Between the anxious Realmbreaker and the creatures whose origin he was only guessing stood another alien. One who spoke in a grim, tired tone, “John, I have to ask a question.”
“Can it wait?” The Gamer gripped the shaft of Inkaryl, the weapon conjured to his side.
“W-w-what’s happening?!” Yoshua stammered.
“What is the obligation of a king?” The Mite King shook his head. “No, that is too small a question for this. Suppose, Emperor of Fusion, that you were the only one of your kind capable of delivering to your people a prosperity they couldn’t even conceive of before. You, alone, have the chance to usher in a utopia of such abundance that any need to migrate, any uncertainty about your species’ continued existence, will be wiped away for thousands of years. If you knew all of this with undeniable certainty… how far would you be willing to go to make that future real?”

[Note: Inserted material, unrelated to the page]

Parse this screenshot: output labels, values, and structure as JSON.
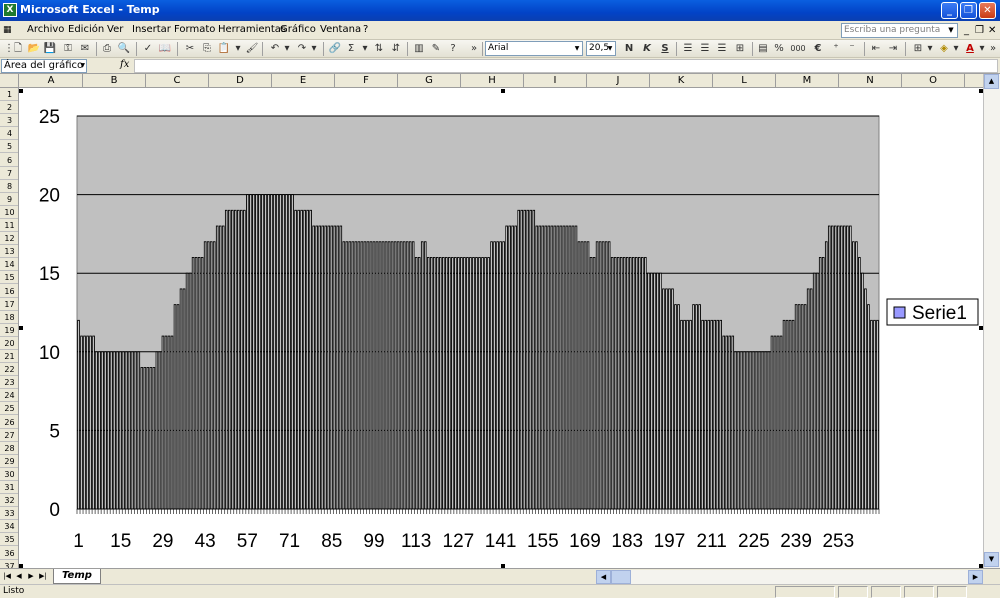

John clenched his jaw. All of time seemed to slow to a crawl while he tried to give any answer besides the one in his heart. His pulse raced. The Realmbreaker hyperventilated. Devos’ mandibles grinded sorrowfully. The women around them held their breath.
There was no denying what had to happen next.
“I would stop at nothing,” said one monarch to another. “May I have a question in return?”
Devos held his position, lowered into a crouch, ready to leap. “…Speak it.”
“What gives you that certainty?”
“…I must refuse that answer.”
“I see… LEE, GET THEM OUT OF HERE!”
Just as John screamed, Devos sprung into action.